By Ruth Butaumocho and Lovemore Meya
Zimbabwe’s biggest arts showcase, the Harare International Festival of the Arts, exploded to life on Tuesday night with an exhilarating performance that ignited a revelling mood among thousands of people who turned up at the Harare Gardens.
The grand opening, a uniquely powerful Zimbabwean act that was made possible with the effort of 170 artistes, turned out to be a powerful and awesome act that aptly captured all the events that will run throughout the week.
Dubbed “A Show of Spirit”, it was indeed a massive display of togetherness, as artistes went through the paces of a dynamic and energy sapping performance which was a medley of art forms. Although music was the predominant genre, other art forms like dance, mime and poetry where showcased in an outstanding way, breathing life into the fete that had started on a low note.
Even the cosmopolitan crowd responded passionately and could be seen singing along to familiar tunes like “Unity” originally done by Black Mambazo, the yesteryear hit track “Jongwe NaChikwari” and several songs that were composed mainly for the official opening.
The beauty about the performance was that it also brought to the fore, little known, but revered traditional dances like the Tonga that are often performed within communities and are hardly showcased in front of big crowds.

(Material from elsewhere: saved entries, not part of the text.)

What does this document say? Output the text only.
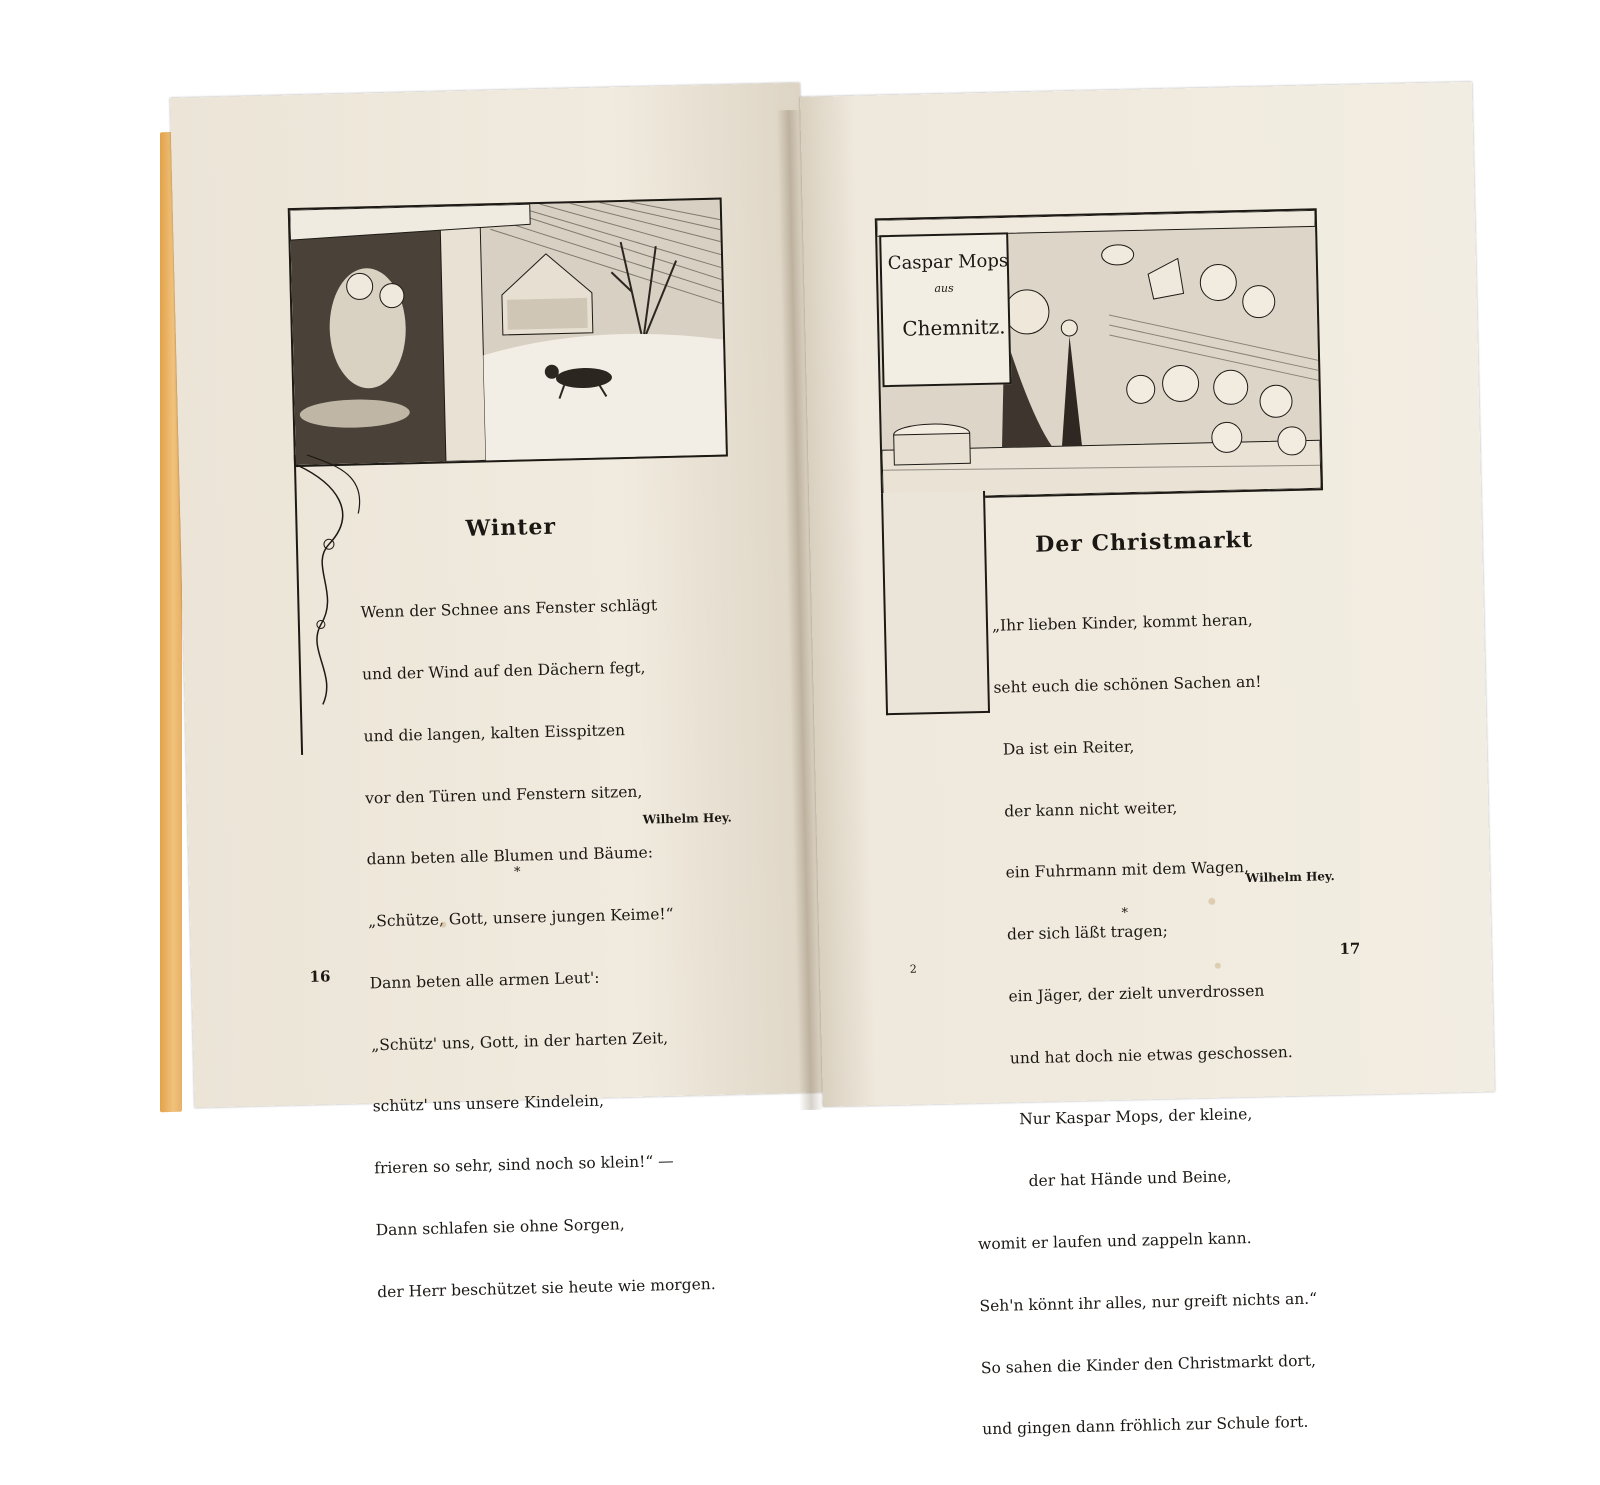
Winter

Wenn der Schnee ans Fenster schlägt

und der Wind auf den Dächern fegt,

und die langen, kalten Eisspitzen

vor den Türen und Fenstern sitzen,

dann beten alle Blumen und Bäume:

„Schütze, Gott, unsere jungen Keime!“

Dann beten alle armen Leut':

„Schütz' uns, Gott, in der harten Zeit,

schütz' uns unsere Kindelein,

frieren so sehr, sind noch so klein!“ —

Dann schlafen sie ohne Sorgen,

der Herr beschützet sie heute wie morgen.

Wilhelm Hey.
*
16
Caspar Mops
aus
Chemnitz.
Der Christmarkt

„Ihr lieben Kinder, kommt heran,

seht euch die schönen Sachen an!

Da ist ein Reiter,

der kann nicht weiter,

ein Fuhrmann mit dem Wagen,

der sich läßt tragen;

ein Jäger, der zielt unverdrossen

und hat doch nie etwas geschossen.

Nur Kaspar Mops, der kleine,

der hat Hände und Beine,

womit er laufen und zappeln kann.

Seh'n könnt ihr alles, nur greift nichts an.“

So sahen die Kinder den Christmarkt dort,

und gingen dann fröhlich zur Schule fort.

Wilhelm Hey.
*
2
17
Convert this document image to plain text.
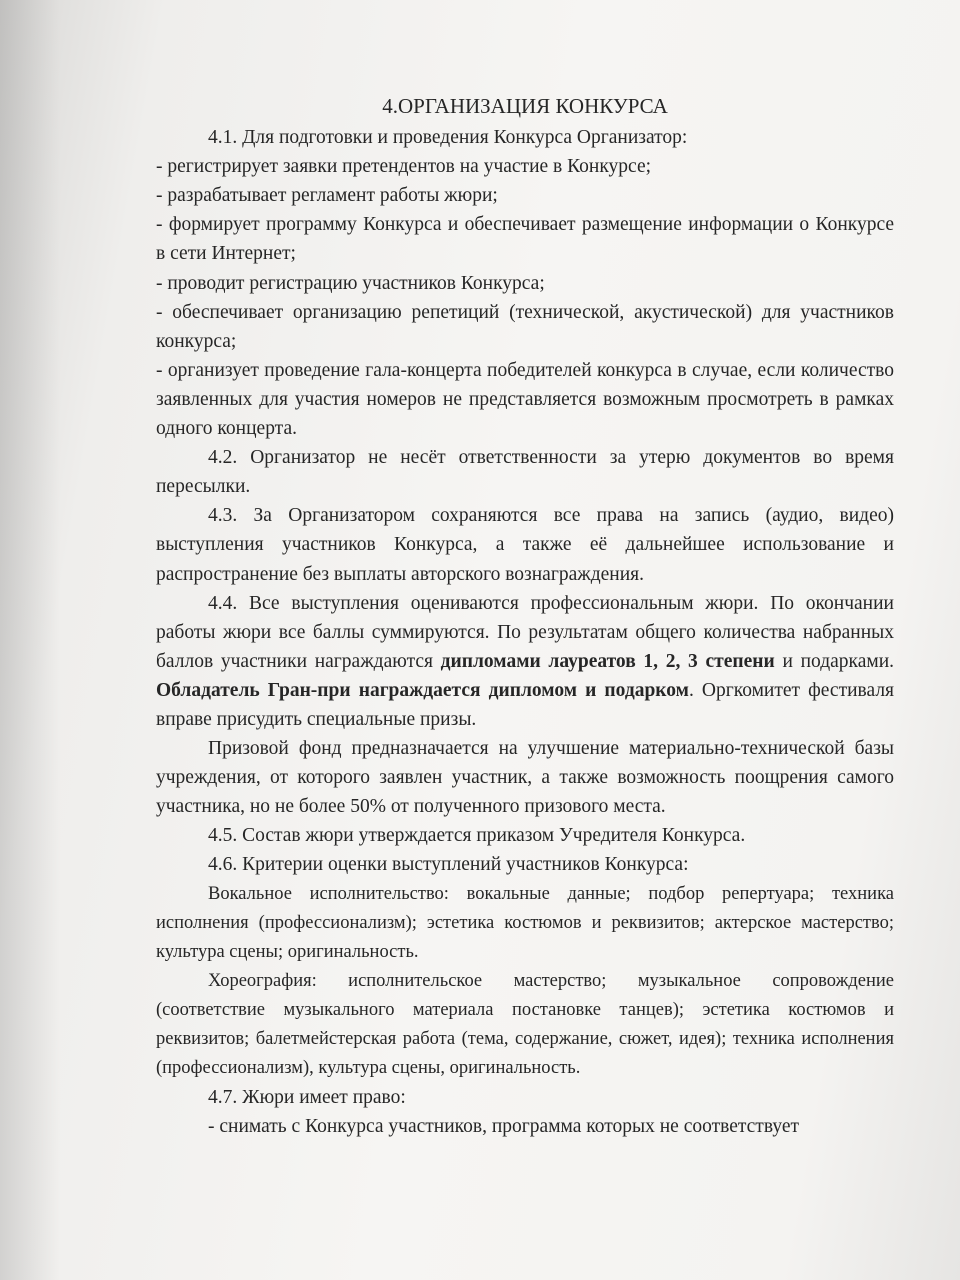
4.ОРГАНИЗАЦИЯ КОНКУРСА

4.1. Для подготовки и проведения Конкурса Организатор:

- регистрирует заявки претендентов на участие в Конкурсе;

- разрабатывает регламент работы жюри;

- формирует программу Конкурса и обеспечивает размещение информации о Конкурсе в сети Интернет;

- проводит регистрацию участников Конкурса;

- обеспечивает организацию репетиций (технической, акустической) для участников конкурса;

- организует проведение гала-концерта победителей конкурса в случае, если количество заявленных для участия номеров не представляется возможным просмотреть в рамках одного концерта.

4.2. Организатор не несёт ответственности за утерю документов во время пересылки.

4.3. За Организатором сохраняются все права на запись (аудио, видео) выступления участников Конкурса, а также её дальнейшее использование и распространение без выплаты авторского вознаграждения.

4.4. Все выступления оцениваются профессиональным жюри. По окончании работы жюри все баллы суммируются. По результатам общего количества набранных баллов участники награждаются дипломами лауреатов 1, 2, 3 степени и подарками. Обладатель Гран-при награждается дипломом и подарком. Оргкомитет фестиваля вправе присудить специальные призы.

Призовой фонд предназначается на улучшение материально-технической базы учреждения, от которого заявлен участник, а также возможность поощрения самого участника, но не более 50% от полученного призового места.

4.5. Состав жюри утверждается приказом Учредителя Конкурса.

4.6. Критерии оценки выступлений участников Конкурса:

Вокальное исполнительство: вокальные данные; подбор репертуара; техника исполнения (профессионализм); эстетика костюмов и реквизитов; актерское мастерство; культура сцены; оригинальность.

Хореография: исполнительское мастерство; музыкальное сопровождение (соответствие музыкального материала постановке танцев); эстетика костюмов и реквизитов; балетмейстерская работа (тема, содержание, сюжет, идея); техника исполнения (профессионализм), культура сцены, оригинальность.

4.7. Жюри имеет право:

- снимать с Конкурса участников, программа которых не соответствует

Mbira sensation Chiwoniso Maraire and John Pfumojena together with the group Moke sent the crowd into delirium with their fine-tuned performance. Chiwoniso was dressed in a brown, blue and green outfit, blending well with colour theme for this year’s edition of Hifa.
Their act — a near flawless one — spiced up the official opening. Internationally acclaimed poet Gilda Rander enthralled the crowd with a piece titled, “I Wanted a Perfect Ending”.
“Now I have learned, the hard way, that sometimes poems don’t rhyme, and some stories don’t have a clear beginning, middle, and end . . . taking the moment and making the best of it, without knowing what’s going to happen . . .”
After exactly one hour and 15 minutes, fireworks illuminated the sky, signalling the end of the performance and the beginning of the 13th edition of the Harare International Festival of the Arts.